How to Pitch to Anyone
Yet another article trying to explain how to pitch! Like there aren’t enough already.
I know, I know! I have read ‘em too, but bear with me here.
For more than a decade, I have been pitching about my ideas, business, getting interviewers to hire me, and people to get interested in what I do. I do it genuinely and passionately as I enjoy solving problems.
I am an engineer at heart, any problem you throw at me piques my interest but making people understand the solution is harder than you think. To make businesses say — ‘YES’, you have to provide clear value and articulate it in the best manner.
Trust me, I myself say NO to things to keep my focus and have fewer things on my plate. But when I pitch most people have considered and sometimes offered me more than I had hoped for. That’s what counts. Isn’t it!
So I made a list of things I think are important and worked for me during my career. I am no expert, but try these out and see for yourself if people change their minds for you.
Understand Your Audience
Do your research about the background of your audience. I usually ask questions before the meeting as a part of the preparation process.
For instance, if it is a Bootcamp I ask the question before they RSVP where they provide information like- if it’s their first time or has programming experience etc. That makes it’s easier to tailor the talk to their interests and needs. Then people also feel like you are directly addressing them.
If it’s more of a company or a businessperson I try to understand their business and the background of the person I am going to speak to. It makes an impact and helps to keep the focus on things that are important to them and anything else becomes irrelevant.
That is the exact reason the same pitch doesn’t work for everyone. Personalization is key!
To make people listen, you need to be credible. They should feel like they know you and trust you.
The first few minutes of your intro will give them the idea of the kind of person you are and decide if they want to hear you out or not. You have their complete attention and they come in (hopefully) with excitement and enthusiasm. Which means higher levels of adrenaline. Grab the opportunity!
Tell them something they will remember about you. Share your purpose. The stage is yours.
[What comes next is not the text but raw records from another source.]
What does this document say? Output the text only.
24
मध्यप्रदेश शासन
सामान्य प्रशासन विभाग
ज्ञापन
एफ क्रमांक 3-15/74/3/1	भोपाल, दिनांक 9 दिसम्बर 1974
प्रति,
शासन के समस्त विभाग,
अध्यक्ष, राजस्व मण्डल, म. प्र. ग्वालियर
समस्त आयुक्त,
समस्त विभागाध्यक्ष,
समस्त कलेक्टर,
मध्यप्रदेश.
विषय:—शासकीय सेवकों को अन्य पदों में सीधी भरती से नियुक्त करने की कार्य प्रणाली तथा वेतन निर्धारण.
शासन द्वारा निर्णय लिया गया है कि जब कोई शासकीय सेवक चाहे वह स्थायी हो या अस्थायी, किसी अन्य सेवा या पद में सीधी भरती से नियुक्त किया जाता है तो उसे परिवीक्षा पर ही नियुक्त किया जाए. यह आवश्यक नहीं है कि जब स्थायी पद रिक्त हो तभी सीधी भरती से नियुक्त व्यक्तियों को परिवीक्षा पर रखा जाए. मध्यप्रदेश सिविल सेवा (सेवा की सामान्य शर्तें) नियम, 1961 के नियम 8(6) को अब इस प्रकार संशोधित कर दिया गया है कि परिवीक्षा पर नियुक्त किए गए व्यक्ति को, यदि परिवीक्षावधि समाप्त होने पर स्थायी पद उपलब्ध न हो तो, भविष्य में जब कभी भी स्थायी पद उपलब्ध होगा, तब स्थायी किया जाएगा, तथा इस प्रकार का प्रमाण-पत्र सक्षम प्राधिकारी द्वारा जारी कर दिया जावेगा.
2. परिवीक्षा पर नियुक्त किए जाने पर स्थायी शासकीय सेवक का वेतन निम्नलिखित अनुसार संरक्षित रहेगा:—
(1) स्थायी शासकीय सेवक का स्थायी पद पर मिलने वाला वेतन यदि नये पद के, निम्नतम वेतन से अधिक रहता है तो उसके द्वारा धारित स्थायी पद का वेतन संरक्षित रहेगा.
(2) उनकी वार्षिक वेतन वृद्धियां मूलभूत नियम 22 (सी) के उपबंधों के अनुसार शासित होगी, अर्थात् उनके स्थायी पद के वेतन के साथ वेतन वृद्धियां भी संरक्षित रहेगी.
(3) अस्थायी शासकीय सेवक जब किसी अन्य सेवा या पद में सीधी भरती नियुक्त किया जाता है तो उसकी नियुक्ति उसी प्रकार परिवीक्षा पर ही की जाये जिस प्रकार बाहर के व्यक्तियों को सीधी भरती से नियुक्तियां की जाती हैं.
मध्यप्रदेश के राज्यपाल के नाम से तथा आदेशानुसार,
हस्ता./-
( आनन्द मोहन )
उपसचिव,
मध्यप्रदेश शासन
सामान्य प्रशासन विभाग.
Even if it’s a two minutes intro make it so it leaves an impression on them.
Your story should make them want to trust you and your purpose.
Even if they don’t buy your product or service they will remember you and it is the best way to build a community of trusted people.
Highlight The Problem
Throw some light on the problem you are trying to solve.
Share your thoughts if you had a first-hand experience with the problem. Explain with examples the shared pain and how you are trying to solve this.
Articulate the problem in the simplest possible manner. Do not use fancy words or jargon. Use sentences like — I know how you feel, I have been there, I am proud to have overcome the same, etc.
Vulnerability allows people to connect. If you put yourself in a vulnerable position it is easier for others to trust. Therefore, do not be afraid to be vulnerable.
Focus On Value
For someone to offer their time, ask yourself -why would they take the pain of hearing you out instead of sipping a hot latte on their couch.
They come for you.
They believe you have something valuable to offer and it will be worth their time. Respect people’s time. Cut the BS, get to the point, and make an offer they can’t refuse.
Your audience needs to feel like they want to associate with you. Be humble and approachable!
You are the value you bring to them. Do not think of it as a ‘sale’. I personally despise this mentality. When you ‘close the deal’ you’re not done.
Ultimately, the goal is to build a long-term relationship.
Make It Quick And Powerful
Make your speech quick and powerful. Like ripping off a band-aid!
In the few minutes of attention span, you have quite a few responsibilities. Firstly, to bond with the audience with your story and build credibility. Secondly, to talk about the problem. Lastly, to make them understand your value.
Squeezing so much in a talk could be overwhelming so keep it short and simple. Have data points that will support your claim to make it believable.
Get to the point quickly and do it as elegantly as you can to make an impression.
Do your research, believe in your purpose, articulate it well, and charm the heck of the audience.
That’s mostly everything you need to make a good pitch that makes people notice your passion and say YES. Because… people invest in people!